IP matters at SUN: 14’000+ patents. SUN cloud computing is used by Yahoo!, eBay, Facebook, Myspace. Grid computing: starting using computers that you don’t know. SUN’s cause is to eliminate the digital divide, managing humans, higher order to communities. Sharing at work: www.curriki.com a Global Education & Learning Community. OpenMBA: SUN— (Klewel)—IMD. Importance of distant learning. Entrepreneurs today? Kids starting in high school. A start-up like Fotolog is SUN-base: java, Sparc, solaris-based. It is amazing how the market is changing. According to Scott McNealy, it is amazing how the market is changing, he thinks that leaders are born leaders. His ideas is to drive their wisdom up.
Visit at Adobe headquarters, San Jose:
We then went to San Jose to visit Adobe headquarters. We watched a movie presenting the history of Adobe. Adobe started with Page Description Language, from the language screen to the printer. InterPress, Postscript, and then PageMaker. Their real value is in the software.

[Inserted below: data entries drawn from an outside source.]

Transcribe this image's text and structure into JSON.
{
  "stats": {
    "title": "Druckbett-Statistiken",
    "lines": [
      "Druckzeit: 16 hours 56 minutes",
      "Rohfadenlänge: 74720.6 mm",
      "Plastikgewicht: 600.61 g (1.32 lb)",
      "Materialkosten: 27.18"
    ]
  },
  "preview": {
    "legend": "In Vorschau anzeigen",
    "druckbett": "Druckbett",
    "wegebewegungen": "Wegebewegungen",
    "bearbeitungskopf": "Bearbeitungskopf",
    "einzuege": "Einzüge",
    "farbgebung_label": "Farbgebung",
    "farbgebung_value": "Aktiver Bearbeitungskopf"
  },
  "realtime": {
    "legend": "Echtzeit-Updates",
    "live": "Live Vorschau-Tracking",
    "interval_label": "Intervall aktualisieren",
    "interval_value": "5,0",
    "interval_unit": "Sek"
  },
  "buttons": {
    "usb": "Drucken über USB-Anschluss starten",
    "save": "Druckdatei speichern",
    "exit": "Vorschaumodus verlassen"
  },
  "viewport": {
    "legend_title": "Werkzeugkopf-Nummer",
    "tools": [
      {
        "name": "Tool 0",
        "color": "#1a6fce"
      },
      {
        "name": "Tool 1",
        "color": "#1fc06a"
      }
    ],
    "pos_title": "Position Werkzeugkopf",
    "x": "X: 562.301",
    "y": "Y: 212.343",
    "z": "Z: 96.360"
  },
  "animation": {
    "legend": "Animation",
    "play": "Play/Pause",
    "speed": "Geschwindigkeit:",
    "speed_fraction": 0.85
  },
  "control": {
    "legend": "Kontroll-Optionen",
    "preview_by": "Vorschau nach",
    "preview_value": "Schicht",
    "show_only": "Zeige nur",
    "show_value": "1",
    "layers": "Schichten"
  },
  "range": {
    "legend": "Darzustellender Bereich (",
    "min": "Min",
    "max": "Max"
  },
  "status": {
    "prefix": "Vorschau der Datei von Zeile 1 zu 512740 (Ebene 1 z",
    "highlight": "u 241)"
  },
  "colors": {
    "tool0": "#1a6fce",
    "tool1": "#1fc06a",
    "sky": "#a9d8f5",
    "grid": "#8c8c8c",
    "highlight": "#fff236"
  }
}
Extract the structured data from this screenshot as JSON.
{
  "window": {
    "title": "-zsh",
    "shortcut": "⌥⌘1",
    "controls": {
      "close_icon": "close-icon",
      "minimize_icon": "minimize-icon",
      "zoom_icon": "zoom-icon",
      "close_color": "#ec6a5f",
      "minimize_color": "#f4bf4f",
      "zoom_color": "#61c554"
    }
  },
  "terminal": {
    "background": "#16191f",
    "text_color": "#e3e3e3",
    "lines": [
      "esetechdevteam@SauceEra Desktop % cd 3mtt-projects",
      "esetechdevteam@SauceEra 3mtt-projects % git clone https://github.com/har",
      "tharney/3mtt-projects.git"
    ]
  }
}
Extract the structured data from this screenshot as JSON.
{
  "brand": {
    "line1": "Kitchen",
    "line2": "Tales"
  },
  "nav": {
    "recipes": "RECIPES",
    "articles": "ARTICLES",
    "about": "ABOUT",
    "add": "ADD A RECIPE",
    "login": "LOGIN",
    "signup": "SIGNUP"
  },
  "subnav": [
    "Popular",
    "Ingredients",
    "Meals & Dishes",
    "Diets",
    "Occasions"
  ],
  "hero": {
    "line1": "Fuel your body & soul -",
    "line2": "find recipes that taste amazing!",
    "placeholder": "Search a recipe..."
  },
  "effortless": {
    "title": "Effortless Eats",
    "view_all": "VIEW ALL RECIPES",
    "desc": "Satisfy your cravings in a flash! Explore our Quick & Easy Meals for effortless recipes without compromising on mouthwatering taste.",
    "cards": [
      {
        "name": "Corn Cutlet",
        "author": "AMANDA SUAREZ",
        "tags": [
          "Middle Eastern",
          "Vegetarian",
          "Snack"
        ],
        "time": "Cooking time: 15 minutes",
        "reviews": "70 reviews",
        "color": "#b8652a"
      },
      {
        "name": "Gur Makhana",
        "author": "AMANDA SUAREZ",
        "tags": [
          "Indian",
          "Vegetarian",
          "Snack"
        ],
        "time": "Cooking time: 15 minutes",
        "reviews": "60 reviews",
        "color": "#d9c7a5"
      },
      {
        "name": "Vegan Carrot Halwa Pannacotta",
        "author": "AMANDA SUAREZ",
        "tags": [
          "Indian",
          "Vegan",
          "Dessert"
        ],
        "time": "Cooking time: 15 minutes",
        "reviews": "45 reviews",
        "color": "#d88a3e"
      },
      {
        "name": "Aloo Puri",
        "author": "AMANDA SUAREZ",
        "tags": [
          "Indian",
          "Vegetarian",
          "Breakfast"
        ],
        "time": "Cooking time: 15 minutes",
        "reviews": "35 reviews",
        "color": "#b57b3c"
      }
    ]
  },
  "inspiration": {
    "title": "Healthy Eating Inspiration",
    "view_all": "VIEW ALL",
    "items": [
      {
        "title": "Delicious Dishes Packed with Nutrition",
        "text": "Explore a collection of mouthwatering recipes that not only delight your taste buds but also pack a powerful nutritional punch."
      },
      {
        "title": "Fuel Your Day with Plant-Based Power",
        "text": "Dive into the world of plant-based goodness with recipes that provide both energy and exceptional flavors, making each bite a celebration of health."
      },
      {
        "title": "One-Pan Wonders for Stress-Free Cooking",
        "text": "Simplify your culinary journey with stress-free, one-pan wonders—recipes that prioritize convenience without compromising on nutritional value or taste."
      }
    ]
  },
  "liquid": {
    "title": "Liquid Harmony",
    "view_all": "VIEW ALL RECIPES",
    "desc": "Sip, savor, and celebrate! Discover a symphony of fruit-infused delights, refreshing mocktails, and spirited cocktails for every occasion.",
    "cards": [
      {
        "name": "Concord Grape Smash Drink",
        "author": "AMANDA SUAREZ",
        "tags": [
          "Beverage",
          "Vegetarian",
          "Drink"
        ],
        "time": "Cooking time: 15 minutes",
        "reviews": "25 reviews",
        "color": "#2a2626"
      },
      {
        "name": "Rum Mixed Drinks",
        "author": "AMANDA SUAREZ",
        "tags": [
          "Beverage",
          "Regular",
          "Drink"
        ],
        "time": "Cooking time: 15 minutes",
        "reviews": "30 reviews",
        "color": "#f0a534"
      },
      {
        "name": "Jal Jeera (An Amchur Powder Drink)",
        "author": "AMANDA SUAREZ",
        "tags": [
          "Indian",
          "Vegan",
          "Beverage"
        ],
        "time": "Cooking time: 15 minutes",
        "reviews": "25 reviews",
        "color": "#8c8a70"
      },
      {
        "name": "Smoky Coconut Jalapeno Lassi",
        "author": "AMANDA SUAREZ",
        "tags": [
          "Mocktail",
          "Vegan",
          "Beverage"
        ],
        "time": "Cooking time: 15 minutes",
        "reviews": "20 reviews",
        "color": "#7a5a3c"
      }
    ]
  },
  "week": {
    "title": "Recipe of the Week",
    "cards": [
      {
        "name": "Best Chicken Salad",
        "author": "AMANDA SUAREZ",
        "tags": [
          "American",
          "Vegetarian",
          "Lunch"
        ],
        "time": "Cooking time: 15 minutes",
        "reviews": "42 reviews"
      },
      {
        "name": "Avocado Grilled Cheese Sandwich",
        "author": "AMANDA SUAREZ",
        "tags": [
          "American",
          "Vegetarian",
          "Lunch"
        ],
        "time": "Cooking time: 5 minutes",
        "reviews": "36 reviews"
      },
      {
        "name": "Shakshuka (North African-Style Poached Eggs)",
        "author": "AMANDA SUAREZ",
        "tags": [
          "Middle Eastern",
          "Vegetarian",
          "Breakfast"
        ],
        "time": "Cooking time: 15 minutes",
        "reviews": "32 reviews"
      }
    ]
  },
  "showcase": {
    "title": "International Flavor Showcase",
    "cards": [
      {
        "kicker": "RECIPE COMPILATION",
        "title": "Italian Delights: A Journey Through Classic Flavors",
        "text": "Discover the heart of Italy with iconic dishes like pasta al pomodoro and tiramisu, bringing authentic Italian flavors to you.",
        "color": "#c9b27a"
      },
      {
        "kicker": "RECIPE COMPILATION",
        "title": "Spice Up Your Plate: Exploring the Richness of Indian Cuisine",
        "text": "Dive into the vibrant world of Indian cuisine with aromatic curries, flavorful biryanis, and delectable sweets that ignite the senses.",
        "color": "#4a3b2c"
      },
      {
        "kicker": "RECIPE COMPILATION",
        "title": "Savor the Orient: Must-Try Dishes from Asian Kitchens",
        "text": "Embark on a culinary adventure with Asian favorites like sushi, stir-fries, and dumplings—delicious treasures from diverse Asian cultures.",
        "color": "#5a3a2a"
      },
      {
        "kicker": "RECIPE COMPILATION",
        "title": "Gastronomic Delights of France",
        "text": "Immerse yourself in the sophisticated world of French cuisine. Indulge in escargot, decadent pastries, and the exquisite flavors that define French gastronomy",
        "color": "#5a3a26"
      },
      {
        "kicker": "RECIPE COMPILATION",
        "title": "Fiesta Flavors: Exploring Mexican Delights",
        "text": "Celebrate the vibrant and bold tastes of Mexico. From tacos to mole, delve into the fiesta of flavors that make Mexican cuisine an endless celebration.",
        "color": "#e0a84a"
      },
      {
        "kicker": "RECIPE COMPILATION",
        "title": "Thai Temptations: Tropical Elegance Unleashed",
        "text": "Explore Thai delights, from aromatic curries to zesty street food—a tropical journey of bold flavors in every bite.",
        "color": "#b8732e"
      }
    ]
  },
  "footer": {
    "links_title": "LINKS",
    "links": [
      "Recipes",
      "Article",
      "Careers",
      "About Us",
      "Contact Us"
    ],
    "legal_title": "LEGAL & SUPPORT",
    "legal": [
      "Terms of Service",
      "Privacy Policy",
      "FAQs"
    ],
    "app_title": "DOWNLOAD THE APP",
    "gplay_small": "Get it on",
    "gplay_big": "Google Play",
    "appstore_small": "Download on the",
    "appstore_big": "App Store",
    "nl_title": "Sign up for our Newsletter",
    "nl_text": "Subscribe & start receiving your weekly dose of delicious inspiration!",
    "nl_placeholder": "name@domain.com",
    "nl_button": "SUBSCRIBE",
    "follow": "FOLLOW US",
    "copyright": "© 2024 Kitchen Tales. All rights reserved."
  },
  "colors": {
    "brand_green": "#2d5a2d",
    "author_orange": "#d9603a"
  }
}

They developed the firstz product and convinced the market of its value. Went public in 1986. Then the story that we know: Photoshop, Dreamwaver, Acrobat PDF, Flash. The two co-founders combined their strenghts but were not really complementary. They focused on innovation: thinking far away. After SUN, they are also talking about bridging the digital divide. What are the main challenges? Hard work, Adobe has many products, set the bar high (best talent in high tech and management, equally passionate), a lot of competition. Adobe moved to India: 50’000 graduates from great schools in India, low cost. They both access to market opportunities and access to talents.
They have a good relationship with Stanford: college hiring is important: next generation of users, new talents, different prospectives. Programme for professors in Graphics, image processing, dynamic media. Never stop innovation. Use community. Respect competitors. Their customers: creative professional, knowledge workers, enterprises. Next trends are about computer-based agents. They have a programme on early-stage investment. They engage their customers through blogs, big conference Adobe MAX, trade shows to sustain engagement.
The picture was taken a few days later at the Adobe CS4 Product Launch in San Francisco. The person on the picture is a journalist for streaming media and PC magazine, whom I met with Tim Siglin, a consultant in video conferencing industry.
Visit at Intel:
We visited first the museum. Then we had a very interesting presentation by Gary Wiseman, PhD from MIT, MBA’94 at IMD, worked for Raychem in the Valley, then moved to LightLogic, which was subsequently acquired by Intel. Everything is not only about success in the valley.